Elise Sobol, music educator and concert pianist, has sustained a multi-faceted career in music since her public recital debut at the age of eight. Author of An Attitude and Approach for Teaching Music to Special Learners (Pentland Press, USA 2001), she has received international recognition for her work in special music education. She is a contributing author to two state education publications: Music-A Resource Guide for Standards Based Instruction 2002 and Tools for Schools Improving Student Achievement through the Arts 2001. Her extensive biographies appear in the prestigious publications of Marquis, the American Biographical Institute and the International Biographical Centre (Cambridge, England). These have earned her invitations to perform and lecture here in North America, - throughout New York, in Boston, Chicago, Norfolk, San Francisco, Vancouver, B.C., and Washington, D.C., and overseas in Portugal, England, New Zealand, Australia and Ireland.

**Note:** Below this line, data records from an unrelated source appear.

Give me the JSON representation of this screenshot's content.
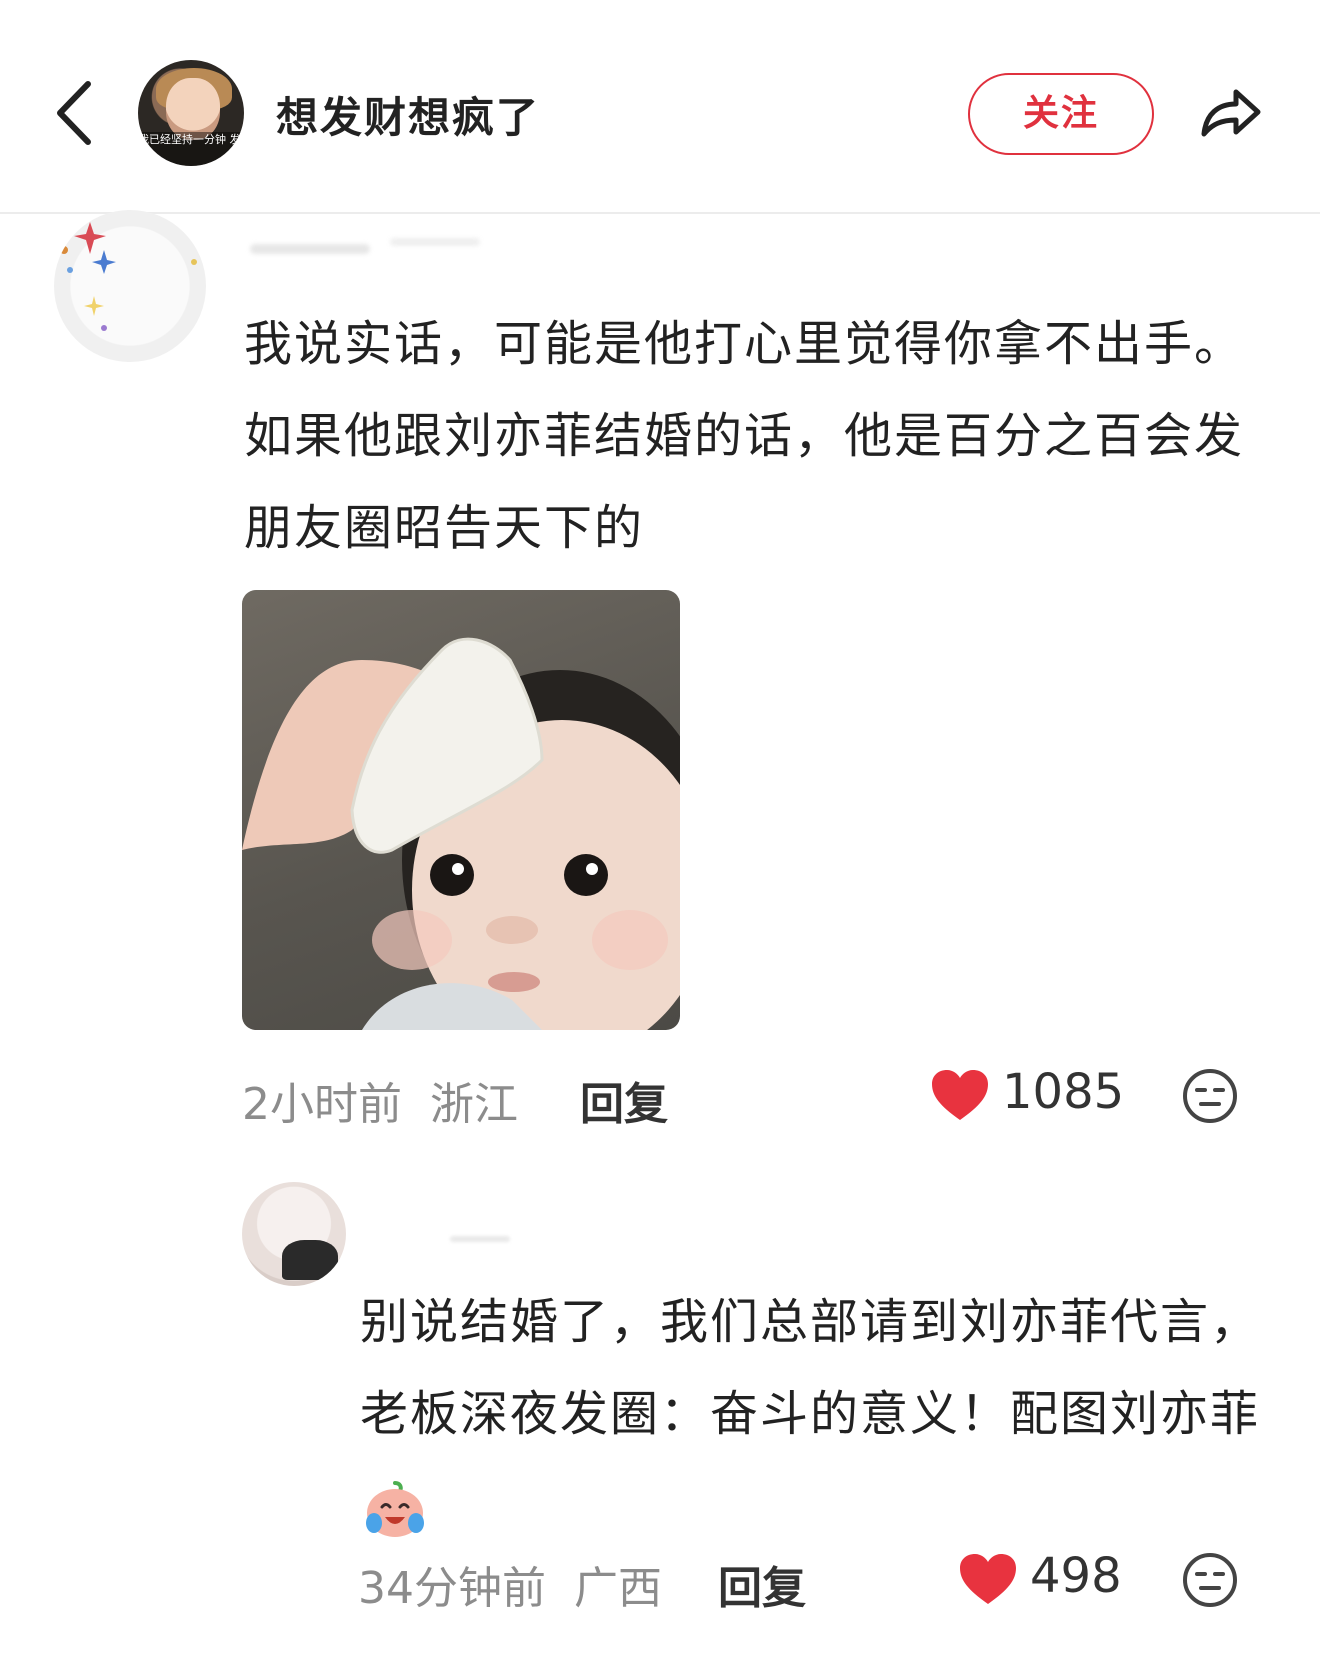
{
  "header": {
    "title": "想发财想疯了",
    "follow_label": "关注",
    "avatar_caption": "我已经坚持一分钟 发疯了！",
    "icons": {
      "back": "chevron-left-icon",
      "share": "share-arrow-icon"
    }
  },
  "comments": [
    {
      "text": "我说实话，可能是他打心里觉得你拿不出手。如果他跟刘亦菲结婚的话，他是百分之百会发朋友圈昭告天下的",
      "has_image": true,
      "time": "2小时前",
      "location": "浙江",
      "reply_label": "回复",
      "likes": "1085"
    },
    {
      "text": "别说结婚了，我们总部请到刘亦菲代言，老板深夜发圈：奋斗的意义！配图刘亦菲",
      "time": "34分钟前",
      "location": "广西",
      "reply_label": "回复",
      "likes": "498"
    }
  ],
  "colors": {
    "accent": "#e0313e",
    "like_heart": "#e8333f",
    "meta_text": "#8c8c8c",
    "body_text": "#222222"
  }
}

Since 1993, Elise Sobol has been appointed as the New York State School Music Association, Music for Special Learners Chair. Her work serving the community has brought her citations from the Town Board of Oyster Bay, the New York State Assembly, nomination for the New York State Senate “Women of Distinction” program, the 2004 Ernest Kay International Foundation Award, the United Cultural Convention's Peace Prize, the Very Special Arts Award of Honor appearance on Channel 12 News and in Newsday's column Long Island Life Winners. She serves full time on the music faculty of the Department of Special Education of Nassau BOCES, and as adjunct professor in the School of Visual and Performing Arts of Long Island University, C. W. Post Campus and the Steinhardt School of Education of New York University. Trained by renowned piano pedagogues at the Mannes College and Juilliard Schools of Music, including Murray Perahia, the late Roslyn Tureck and Nadia Reisenberg, Elise Sobol completed three degrees in music and music education: A.A. degree at Simon's Rock of Bard College, Great Barrington, Massachusetts, B.A. degree at New York's New School University, and M.A. at Teachers College, Columbia University. She continues with her post-graduate studies in neuromusicology, developing materials and methods for enhancing music learning outcomes and a higher quality of living for the severely challenged.
Her appearance for the New York State Band Directors Association in March 2005 will allow band and instrumental ensemble directors to learn an attitude and approach for teaching music to students with additional needs, which includes a multisensory/multi-modal method of teaching to successfully reach all performing musicians.